We recently established and reported the concept of relay FRET event in a designed trichromophoric pentapeptide containing o-,m-aromatic amino acid scaffold in the backbone as a novel a β-turn mimetic β-sheet folding nucleator. This system would find applications in studying fundamental processes involving interbiomolecular interactions in chemical biology (Chem Commun. 2018, 54, 9765). We also showed distance dependent FRET efficiencies in donor/acceptor pairs in the two termini of designed fluorescent pentapeptides and found that the flexible N-Terminus of the scaffold in a pentapeptide has led to higher FRET efficiency and makes it different from other peptide with flexible C-terminus (J. Photochem.Photobiol.A. Chem. 2019, 378, 171).

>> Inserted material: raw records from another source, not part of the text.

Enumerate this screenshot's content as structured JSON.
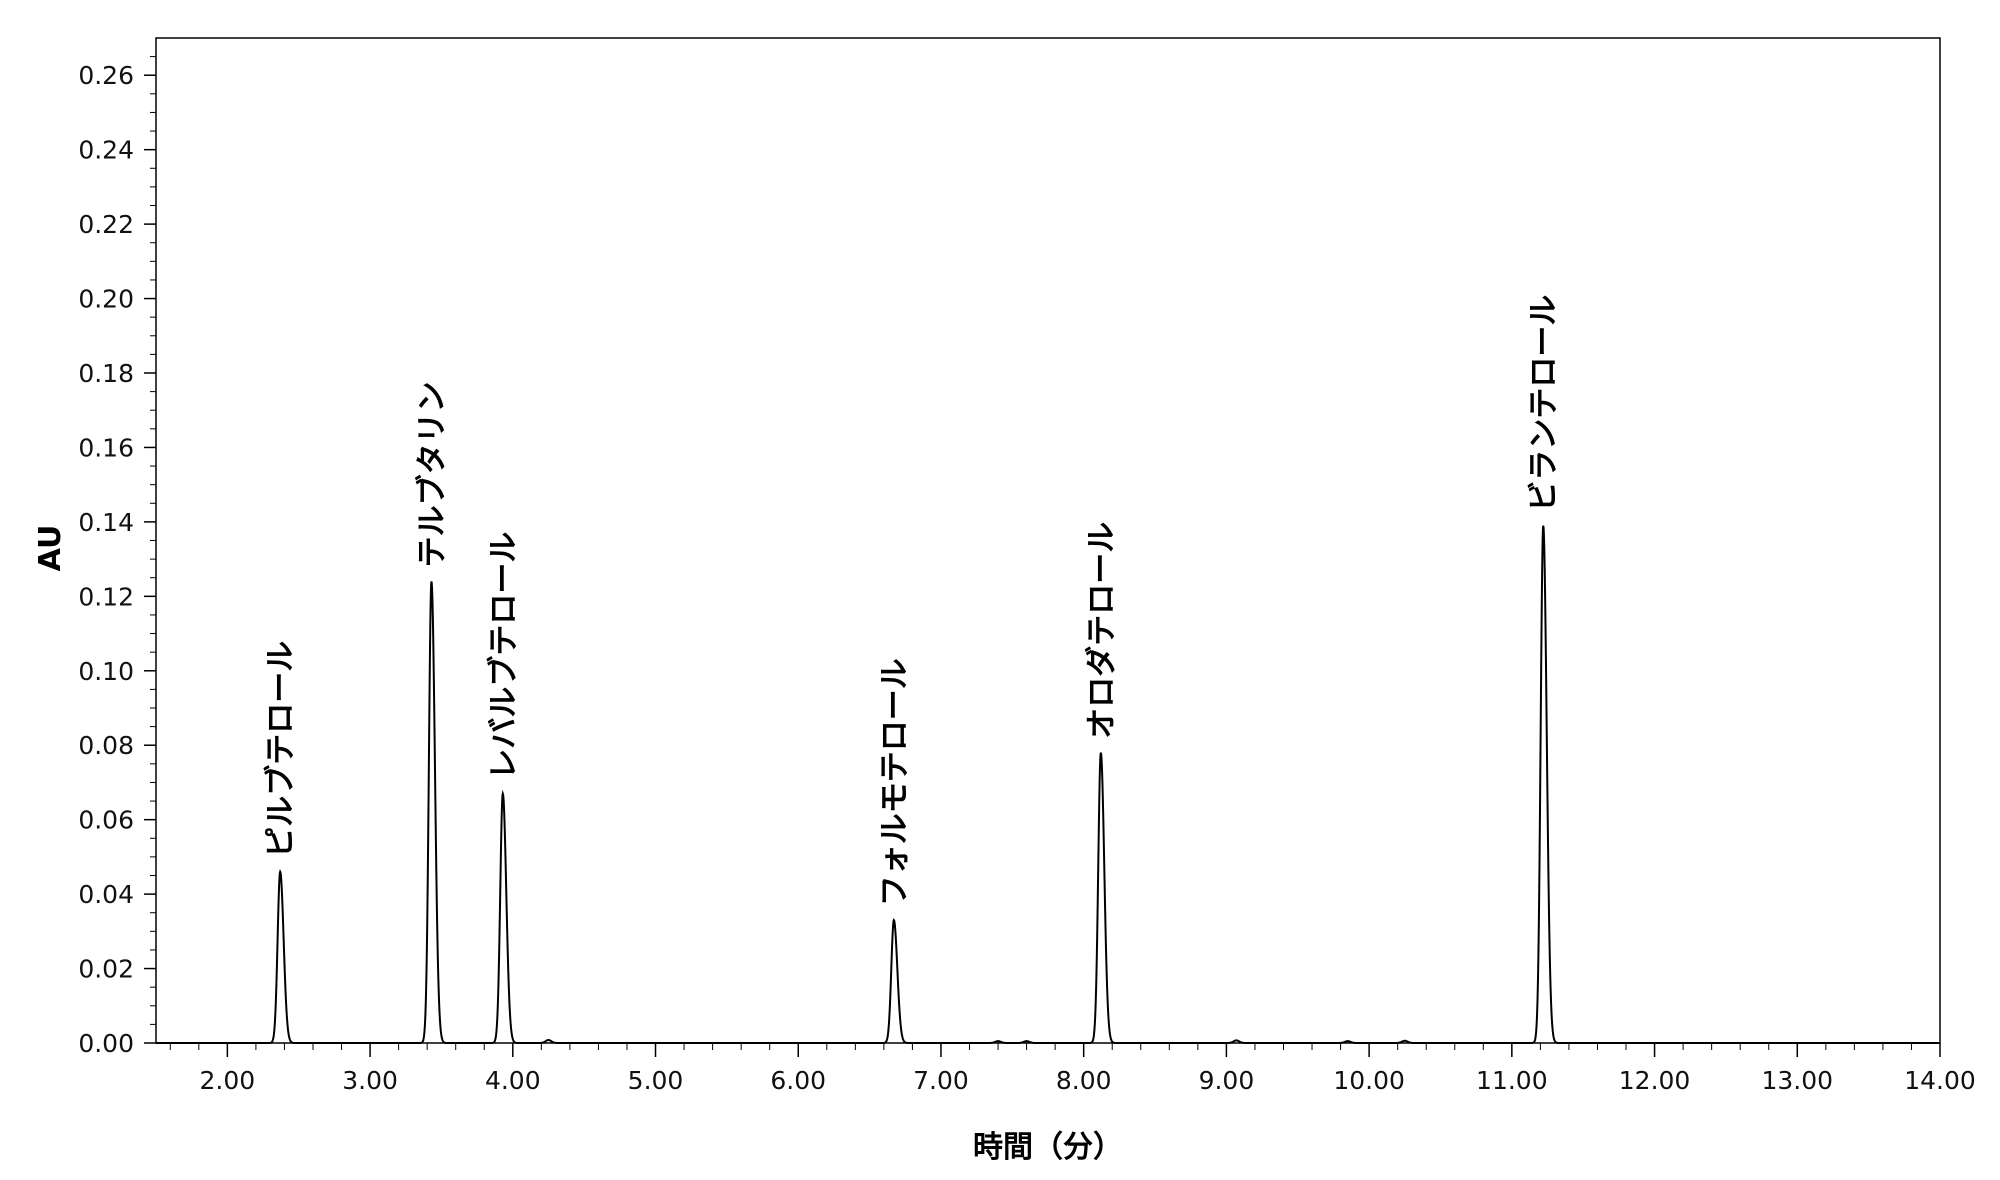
{
  "chart_data": {
    "type": "line",
    "title": "",
    "xlabel": "時間（分）",
    "ylabel": "AU",
    "xlim": [
      1.5,
      14.0
    ],
    "ylim": [
      0.0,
      0.27
    ],
    "grid": false,
    "line_color": "#000000",
    "x_ticks": [
      "2.00",
      "3.00",
      "4.00",
      "5.00",
      "6.00",
      "7.00",
      "8.00",
      "9.00",
      "10.00",
      "11.00",
      "12.00",
      "13.00",
      "14.00"
    ],
    "y_ticks": [
      "0.00",
      "0.02",
      "0.04",
      "0.06",
      "0.08",
      "0.10",
      "0.12",
      "0.14",
      "0.16",
      "0.18",
      "0.20",
      "0.22",
      "0.24",
      "0.26"
    ],
    "peaks": [
      {
        "label": "ピルブテロール",
        "rt": 2.37,
        "height": 0.046
      },
      {
        "label": "テルブタリン",
        "rt": 3.43,
        "height": 0.124
      },
      {
        "label": "レバルブテロール",
        "rt": 3.93,
        "height": 0.067
      },
      {
        "label": "フォルモテロール",
        "rt": 6.67,
        "height": 0.033
      },
      {
        "label": "オロダテロール",
        "rt": 8.12,
        "height": 0.078
      },
      {
        "label": "ビランテロール",
        "rt": 11.22,
        "height": 0.139
      }
    ],
    "minor_bumps": [
      {
        "rt": 4.25,
        "height": 0.0008
      },
      {
        "rt": 7.4,
        "height": 0.0005
      },
      {
        "rt": 7.6,
        "height": 0.0005
      },
      {
        "rt": 9.07,
        "height": 0.0007
      },
      {
        "rt": 9.85,
        "height": 0.0005
      },
      {
        "rt": 10.25,
        "height": 0.0006
      }
    ]
  }
}
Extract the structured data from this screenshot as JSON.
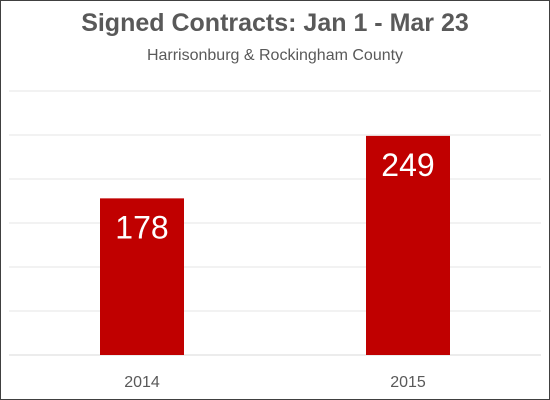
{
  "chart_data": {
    "type": "bar",
    "title": "Signed Contracts: Jan 1 - Mar 23",
    "subtitle": "Harrisonburg & Rockingham County",
    "categories": [
      "2014",
      "2015"
    ],
    "values": [
      178,
      249
    ],
    "xlabel": "",
    "ylabel": "",
    "ylim": [
      0,
      300
    ],
    "grid": true,
    "data_labels": true,
    "legend": "none",
    "bar_color": "#C00000",
    "label_color": "#FFFFFF",
    "grid_color": "#E6E6E6"
  }
}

The conceptual fluorescent unnatural amino acids (UAA) and unique triazolyl-/uracil amino acid as β-sheet/β-turn mimetic scaffolds and peptides might be the solution of extrinsic fluorescent labels for application in real-time imaging of live cell, generating the fluorescent protein biosensor, high-throughput screening, diagnostics, proteomics, and for monitoring and understanding biological events accompanying interbiomolecular interactions.

Fluorescent Antimicrobial Peptide-based Bacteria/Virus Sensor: We are now engaged  in developing bioinspired materials and antimicrobial peptide based biomaterial for possible clinical use. We are engaged in creating new and novel therapeutic alternatives against the recent rise of multidrug-resistant microbial strains. We have put up a project proposal based on the recent call for Team Science Grant & Clinical/Public Health Research Centres Grants from IndiaAlliance DBT. We want to exploit the β-turn/β-sheet Peptidomimetics developed by Dr. Bag, Peptoids by Prof. Aaron and the Surface tethering techniques by Prof. Lalit at BSBE Department of IITG to create therapeutic surfaces. The bioinspired materials based on fluorescent peptidomimetics developed by me could also find applications in sensing and medical diagnostic purposes. This project would have great impact to resist virus protein capsids, such as SARS-CoV-2 and similar SARS viruses, from surface attachment.